Shiva Digvijaya
- Author: Anonymous; attributed to Khando Ballal Chitnis by 19th-century editors
- Original title: Shri-Shiva-Digvijaya
- Language: Marathi
- Subject: Biography of Shivaji
- Genre: Bakhar
- Publication place: India

= Shiva Digvijaya =

Biography of Shivaji (b.1630)

Shri-Shiva-Digvijaya (IAST: Śrī-Śiva-Digvijaya) is a Marathi language biography of Shivaji, the founder of the Maratha Empire. The title of the text is also transliterated as Shiva-digvijay and Shiv-digvijay because of schwa deletion.

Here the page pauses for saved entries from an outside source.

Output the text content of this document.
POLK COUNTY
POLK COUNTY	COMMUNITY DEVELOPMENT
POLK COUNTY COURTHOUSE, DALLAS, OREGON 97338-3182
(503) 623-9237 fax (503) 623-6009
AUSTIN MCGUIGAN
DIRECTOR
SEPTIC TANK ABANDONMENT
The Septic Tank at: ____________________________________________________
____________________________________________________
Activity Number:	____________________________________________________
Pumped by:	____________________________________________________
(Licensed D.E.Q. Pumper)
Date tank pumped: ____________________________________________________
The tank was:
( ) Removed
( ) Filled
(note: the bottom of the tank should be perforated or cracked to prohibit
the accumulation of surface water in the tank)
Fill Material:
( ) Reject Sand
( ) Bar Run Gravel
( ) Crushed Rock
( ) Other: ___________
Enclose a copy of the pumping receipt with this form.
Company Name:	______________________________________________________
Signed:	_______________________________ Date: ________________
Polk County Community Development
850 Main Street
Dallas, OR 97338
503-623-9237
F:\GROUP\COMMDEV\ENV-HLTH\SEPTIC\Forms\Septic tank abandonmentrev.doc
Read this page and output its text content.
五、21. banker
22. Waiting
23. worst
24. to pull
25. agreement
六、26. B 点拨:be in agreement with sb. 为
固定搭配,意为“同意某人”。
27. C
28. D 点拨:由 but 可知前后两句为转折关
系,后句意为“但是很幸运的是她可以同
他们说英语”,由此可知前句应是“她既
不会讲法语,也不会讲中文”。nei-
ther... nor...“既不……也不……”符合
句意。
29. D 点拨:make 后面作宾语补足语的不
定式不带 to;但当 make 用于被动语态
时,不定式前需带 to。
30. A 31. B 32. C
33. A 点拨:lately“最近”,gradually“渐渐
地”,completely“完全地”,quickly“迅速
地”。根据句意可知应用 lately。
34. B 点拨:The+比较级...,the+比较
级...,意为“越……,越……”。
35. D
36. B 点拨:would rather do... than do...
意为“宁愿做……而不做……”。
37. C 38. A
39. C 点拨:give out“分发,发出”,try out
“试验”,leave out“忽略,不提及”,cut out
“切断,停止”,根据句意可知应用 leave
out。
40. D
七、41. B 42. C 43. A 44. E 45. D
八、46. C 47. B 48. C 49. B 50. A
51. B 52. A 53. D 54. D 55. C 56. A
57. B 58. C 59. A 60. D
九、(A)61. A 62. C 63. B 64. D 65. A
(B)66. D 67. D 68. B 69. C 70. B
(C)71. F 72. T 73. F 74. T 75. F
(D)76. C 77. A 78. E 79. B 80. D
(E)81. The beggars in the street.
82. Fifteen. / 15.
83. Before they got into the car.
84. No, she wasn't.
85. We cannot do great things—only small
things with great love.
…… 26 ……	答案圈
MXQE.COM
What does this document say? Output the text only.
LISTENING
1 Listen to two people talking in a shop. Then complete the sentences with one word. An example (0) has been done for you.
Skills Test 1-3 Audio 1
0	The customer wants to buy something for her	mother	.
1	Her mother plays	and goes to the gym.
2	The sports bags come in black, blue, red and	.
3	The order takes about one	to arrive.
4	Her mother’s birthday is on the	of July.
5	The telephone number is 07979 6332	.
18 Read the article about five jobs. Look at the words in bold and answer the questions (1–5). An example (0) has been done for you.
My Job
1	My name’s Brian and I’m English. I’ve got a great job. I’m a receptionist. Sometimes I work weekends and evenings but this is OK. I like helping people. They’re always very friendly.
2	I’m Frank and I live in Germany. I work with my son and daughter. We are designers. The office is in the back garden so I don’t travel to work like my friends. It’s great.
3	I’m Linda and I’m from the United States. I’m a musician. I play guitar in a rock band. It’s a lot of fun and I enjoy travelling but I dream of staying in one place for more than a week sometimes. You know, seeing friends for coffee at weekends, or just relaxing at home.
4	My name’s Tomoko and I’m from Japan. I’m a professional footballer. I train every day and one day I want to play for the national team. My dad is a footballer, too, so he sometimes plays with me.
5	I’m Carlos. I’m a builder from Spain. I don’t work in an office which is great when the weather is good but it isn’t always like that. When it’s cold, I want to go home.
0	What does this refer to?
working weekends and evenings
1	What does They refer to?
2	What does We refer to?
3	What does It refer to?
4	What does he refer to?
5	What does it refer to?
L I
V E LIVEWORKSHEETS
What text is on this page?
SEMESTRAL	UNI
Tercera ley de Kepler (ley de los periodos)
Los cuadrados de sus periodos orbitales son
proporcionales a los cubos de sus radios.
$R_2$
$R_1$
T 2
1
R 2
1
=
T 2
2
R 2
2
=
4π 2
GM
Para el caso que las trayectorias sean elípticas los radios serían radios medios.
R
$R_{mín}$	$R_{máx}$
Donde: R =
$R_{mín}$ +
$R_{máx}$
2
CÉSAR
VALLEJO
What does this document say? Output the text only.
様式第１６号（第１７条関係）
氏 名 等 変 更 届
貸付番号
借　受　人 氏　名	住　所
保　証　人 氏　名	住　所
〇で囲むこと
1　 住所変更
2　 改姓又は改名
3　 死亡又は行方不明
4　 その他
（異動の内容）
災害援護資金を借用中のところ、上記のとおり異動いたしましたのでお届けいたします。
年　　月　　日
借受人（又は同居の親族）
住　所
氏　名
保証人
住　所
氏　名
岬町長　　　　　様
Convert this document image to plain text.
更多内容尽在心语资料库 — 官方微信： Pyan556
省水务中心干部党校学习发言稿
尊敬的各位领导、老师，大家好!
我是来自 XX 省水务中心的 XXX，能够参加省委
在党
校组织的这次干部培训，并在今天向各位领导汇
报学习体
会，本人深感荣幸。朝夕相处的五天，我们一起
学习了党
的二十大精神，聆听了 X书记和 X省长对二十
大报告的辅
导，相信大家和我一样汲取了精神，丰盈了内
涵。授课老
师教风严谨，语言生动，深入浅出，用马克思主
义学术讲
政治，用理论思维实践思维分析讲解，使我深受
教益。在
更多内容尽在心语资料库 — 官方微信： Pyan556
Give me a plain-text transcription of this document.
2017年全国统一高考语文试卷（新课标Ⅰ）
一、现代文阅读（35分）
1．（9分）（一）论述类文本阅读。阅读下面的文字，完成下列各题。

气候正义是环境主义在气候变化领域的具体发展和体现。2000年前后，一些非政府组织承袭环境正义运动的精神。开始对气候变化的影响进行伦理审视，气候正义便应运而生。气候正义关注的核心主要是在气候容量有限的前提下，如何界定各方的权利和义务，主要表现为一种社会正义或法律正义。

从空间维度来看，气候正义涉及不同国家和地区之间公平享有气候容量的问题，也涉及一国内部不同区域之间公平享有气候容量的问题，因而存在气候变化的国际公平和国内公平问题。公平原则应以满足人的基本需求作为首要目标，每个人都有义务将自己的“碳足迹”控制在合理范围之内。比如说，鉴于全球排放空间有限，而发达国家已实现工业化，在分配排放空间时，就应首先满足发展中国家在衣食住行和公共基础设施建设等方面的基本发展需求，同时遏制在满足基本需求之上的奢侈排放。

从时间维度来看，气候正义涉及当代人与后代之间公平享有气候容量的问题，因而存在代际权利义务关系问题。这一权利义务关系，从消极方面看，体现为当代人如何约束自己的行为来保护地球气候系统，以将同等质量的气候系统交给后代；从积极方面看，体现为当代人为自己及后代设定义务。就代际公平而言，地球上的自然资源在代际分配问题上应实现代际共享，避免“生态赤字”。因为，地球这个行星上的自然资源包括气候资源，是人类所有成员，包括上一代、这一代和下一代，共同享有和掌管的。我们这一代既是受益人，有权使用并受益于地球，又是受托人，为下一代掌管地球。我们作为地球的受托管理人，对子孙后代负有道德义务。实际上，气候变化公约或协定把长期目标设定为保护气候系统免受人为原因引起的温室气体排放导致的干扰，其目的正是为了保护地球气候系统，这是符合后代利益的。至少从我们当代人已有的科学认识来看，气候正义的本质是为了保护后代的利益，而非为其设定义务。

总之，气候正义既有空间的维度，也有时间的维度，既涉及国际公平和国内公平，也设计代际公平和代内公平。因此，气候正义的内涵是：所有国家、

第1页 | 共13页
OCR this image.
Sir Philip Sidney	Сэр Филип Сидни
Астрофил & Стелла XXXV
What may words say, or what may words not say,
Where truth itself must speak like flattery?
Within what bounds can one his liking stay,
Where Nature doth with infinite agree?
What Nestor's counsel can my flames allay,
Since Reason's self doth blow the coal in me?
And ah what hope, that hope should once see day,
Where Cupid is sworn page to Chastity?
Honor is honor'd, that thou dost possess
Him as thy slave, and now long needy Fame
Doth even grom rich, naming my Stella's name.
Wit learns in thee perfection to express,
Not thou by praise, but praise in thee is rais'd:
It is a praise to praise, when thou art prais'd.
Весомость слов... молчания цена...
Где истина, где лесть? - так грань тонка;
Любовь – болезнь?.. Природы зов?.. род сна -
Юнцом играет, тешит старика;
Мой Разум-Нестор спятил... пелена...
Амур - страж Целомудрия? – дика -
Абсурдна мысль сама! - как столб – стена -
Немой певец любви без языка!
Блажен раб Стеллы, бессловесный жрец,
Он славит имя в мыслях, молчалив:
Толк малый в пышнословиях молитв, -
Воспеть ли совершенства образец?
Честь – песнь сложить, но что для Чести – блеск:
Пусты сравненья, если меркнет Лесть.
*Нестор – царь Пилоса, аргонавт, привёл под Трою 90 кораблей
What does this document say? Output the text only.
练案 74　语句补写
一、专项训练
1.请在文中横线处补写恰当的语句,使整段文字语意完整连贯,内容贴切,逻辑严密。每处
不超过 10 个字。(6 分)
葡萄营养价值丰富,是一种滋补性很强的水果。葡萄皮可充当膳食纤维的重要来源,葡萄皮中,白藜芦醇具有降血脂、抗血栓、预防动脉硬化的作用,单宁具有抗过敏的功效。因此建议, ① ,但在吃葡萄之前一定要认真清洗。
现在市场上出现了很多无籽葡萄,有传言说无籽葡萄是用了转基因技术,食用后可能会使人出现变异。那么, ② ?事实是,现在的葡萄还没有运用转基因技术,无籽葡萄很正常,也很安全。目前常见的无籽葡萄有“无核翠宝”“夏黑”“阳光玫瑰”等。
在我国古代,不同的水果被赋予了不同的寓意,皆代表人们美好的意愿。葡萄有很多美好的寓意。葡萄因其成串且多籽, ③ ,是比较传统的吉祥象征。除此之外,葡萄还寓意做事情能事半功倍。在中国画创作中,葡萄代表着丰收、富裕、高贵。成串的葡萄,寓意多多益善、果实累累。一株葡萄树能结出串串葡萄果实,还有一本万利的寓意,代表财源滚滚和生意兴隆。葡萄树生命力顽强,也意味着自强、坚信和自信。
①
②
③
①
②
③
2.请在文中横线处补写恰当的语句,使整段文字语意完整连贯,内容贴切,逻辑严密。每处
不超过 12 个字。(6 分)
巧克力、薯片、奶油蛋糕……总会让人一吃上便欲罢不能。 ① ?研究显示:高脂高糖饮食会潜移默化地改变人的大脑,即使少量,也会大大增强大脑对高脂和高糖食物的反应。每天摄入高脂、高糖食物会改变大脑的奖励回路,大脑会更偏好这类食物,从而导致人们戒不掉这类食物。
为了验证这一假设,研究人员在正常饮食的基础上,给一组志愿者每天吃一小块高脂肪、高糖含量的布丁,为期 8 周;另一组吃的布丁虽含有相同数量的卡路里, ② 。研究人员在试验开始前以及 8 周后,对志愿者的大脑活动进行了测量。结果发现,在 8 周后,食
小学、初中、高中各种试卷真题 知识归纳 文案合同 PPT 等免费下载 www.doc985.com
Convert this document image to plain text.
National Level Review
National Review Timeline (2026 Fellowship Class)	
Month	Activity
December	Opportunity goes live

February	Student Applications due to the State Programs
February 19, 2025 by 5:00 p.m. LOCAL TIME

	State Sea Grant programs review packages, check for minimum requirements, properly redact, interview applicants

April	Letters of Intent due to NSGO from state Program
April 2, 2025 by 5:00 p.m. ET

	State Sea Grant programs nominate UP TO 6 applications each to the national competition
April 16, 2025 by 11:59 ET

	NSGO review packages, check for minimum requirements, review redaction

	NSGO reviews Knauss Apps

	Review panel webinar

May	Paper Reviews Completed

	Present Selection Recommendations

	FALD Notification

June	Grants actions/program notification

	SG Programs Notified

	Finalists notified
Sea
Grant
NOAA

The text is an anonymous work, but L. K. Dandekar and P. R. Nandurbarkar - who edited it in 1895 - attributed its authorship to Khando Ballal (1718), the son of Shivaji's secretary Balaji Avji. Historians such as Jadunath Sarkar and Surendra Nath Sen reject this attribution, and consider the text to be a modern forgery. Astronomer S. B. Dixit dated the text to 1818 - a century later than the year that Dandekar and Nandurbarkar date it to.

Sarkar theorizes that the text was forged by a writer of Kayastha Prabhu caste to glorify the Kayasthas as Shivaji's greatest and most loyal supporters. According to him, the text published by Dandekar and Nandurbarkar is a modern work, although its core portion may have been a lost work composed during 1760-1775.